As XML has evolved as a data model for semi-structured data and the de facto standard for data exchange (e.g., Atom, RSS, and XBRL), XML data management has been the subject of extensive research and development in both academia and industry. Among the XML data management issues, storage and query processing are the most critical ones with respect to system performance. Different storage schemes have their own pros and cons. Some storage schemes are more amenable to fast navigation, and some schemes perform better in fragment extraction and document reconstruction. Therefore, based on their own requirements, different systems adopt different storage schemes to tradeoff one set of features over the others. In this chapter, the authors review different native storage formats and query processing techniques that have been developed in both academia and industry.
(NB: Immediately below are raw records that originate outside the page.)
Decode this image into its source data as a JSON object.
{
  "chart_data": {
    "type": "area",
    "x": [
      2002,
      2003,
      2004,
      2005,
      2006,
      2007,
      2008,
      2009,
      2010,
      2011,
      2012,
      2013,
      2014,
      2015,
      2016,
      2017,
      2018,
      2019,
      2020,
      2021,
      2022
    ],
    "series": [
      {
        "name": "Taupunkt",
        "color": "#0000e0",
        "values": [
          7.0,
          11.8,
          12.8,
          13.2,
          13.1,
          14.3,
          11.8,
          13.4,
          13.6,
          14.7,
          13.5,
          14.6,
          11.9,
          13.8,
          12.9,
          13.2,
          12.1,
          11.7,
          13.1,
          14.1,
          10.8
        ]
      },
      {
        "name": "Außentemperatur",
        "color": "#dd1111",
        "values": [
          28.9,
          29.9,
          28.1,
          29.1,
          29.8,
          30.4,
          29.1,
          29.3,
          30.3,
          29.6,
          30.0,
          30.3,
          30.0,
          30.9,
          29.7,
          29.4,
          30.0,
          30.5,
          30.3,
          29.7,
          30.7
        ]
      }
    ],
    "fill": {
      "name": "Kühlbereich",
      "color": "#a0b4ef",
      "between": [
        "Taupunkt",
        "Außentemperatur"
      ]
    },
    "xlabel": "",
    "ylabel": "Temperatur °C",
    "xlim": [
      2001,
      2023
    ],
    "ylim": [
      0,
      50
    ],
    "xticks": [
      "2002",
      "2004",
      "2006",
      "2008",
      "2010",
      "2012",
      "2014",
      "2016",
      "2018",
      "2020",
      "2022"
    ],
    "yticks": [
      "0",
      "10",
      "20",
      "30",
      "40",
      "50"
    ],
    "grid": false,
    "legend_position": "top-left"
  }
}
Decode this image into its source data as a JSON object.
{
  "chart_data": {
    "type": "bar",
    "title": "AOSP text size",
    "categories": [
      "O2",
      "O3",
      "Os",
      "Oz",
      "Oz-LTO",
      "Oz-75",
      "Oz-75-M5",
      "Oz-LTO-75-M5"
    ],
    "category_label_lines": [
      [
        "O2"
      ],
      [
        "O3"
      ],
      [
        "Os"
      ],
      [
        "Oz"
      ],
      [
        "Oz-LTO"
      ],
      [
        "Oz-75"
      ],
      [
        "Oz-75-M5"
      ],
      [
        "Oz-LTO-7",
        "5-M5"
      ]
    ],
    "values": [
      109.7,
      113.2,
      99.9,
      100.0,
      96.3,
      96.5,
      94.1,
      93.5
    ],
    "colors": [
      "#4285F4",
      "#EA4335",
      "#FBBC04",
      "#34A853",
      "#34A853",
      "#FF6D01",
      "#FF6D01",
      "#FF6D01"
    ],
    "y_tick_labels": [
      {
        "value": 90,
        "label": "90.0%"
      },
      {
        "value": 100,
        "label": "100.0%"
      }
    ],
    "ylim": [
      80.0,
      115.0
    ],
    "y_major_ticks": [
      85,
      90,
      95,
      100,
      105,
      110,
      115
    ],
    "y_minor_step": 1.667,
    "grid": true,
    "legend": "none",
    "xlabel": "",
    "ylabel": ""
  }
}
Various XML indexing techniques are also presented since they can be treated as specialized storage and query processing tools.
TopIntroduction
As XML has evolved as a data model for semi-structured data and the de facto standard for data exchange, it is widely adopted as the foundation of many data sharing protocols. For example, XBRL and FIXML defines the XML schemas that are used to describe business and financial information; Atom and RSS are simple yet popular XML formats for publishing Weblogs; and customized XML formats are used by more and more system log files. When the sheer volume of XML data increases, storing all these data in the file system is not a viable solution. Furthermore, users often want to query over large volumes of XML data. A customized and non-optimized query processing system would quickly reach its limits. A more scalable and sustainable solution is to load the XML data into a database system that is specifically designed for storing and updating large volumes of data, efficient query processing, and highly concurrent access patterns. In this chapter, we shall introduce some of the database techniques for managing XML data.
There are basically three approaches to storing XML documents in a DBMS: (1) the LOB approach that stores the original XML documents as-is in a LOB (large object) column (Krishnaprasad, Liu, Manikutty, Warner & Arora, 2005; Pal, Cseri, Seeliger, Rys, Schaller, Yu, Tomic, Baras, Berg, Churin & Kogan, 2005), (2) the extended relational approach that shreds XML documents into object-relational (OR) tables and columns (Zhang, Naughton, DeWitt, Luo & Lohman, 2001; Boncz, Grust, van Keulen, Manegold, Rittinger & Teubner, 2006), and (3) the native approach that uses a tree-structured data model, and introduces operators that are optimized for tree navigation, insertion, deletion and update (Fiebig, Helmer, Kanne, Mildenberger, Moerkotte, Schiele, & Westmann, 2002; Nicola, & Van der Linden, 2005; Zhang, Kacholia, & Özsu, 2004). Each approach has its own advantages and disadvantages. For example, the LOB approach is very similar to storing the XML documents in a file system, in that there is minimum transformation from the original format to the storage format. It is the simplest one to implement and support. It provides byte-level fidelity (e.g., it preserves extra white spaces that may be ignored by the OR and the native formats) that could be needed for some digital signature schemes. The LOB approach is also efficient for inserting or extracting the whole documents to or from the database. However it is slow in processing queries due to unavoidable XML parsing at query execution time.
In the extended relational approach, XML documents are converted to object-relational tables, which are stored in relational databases or in object repositories. This approach can be further divided into two categories based on whether or not the XML-to-relational mapping relies on XML Schema. The OR storage format, if designed and mapped correctly, could perform very well in query processing, thanks to many years of research and development in object-relational database systems. However, insertion, fragment extraction, structural update, and document reconstruction require considerable processing in this approach. For schema-based OR storage, applications need to have a well-structured, rigid XML schema whose relational mapping is tuned by a DBA in order to take advantage of this storage model. Loosely structured schemas could lead to unmanageable number of tables and joins. Also, applications requiring schema flexibility and schema evolution are limited by those offered by relational tables and columns. The result is that applications encounter a large gap: if they cannot map well to an object-relational way of life due to tradeoffs mentioned above, they suffer a big drop in performance or capabilities.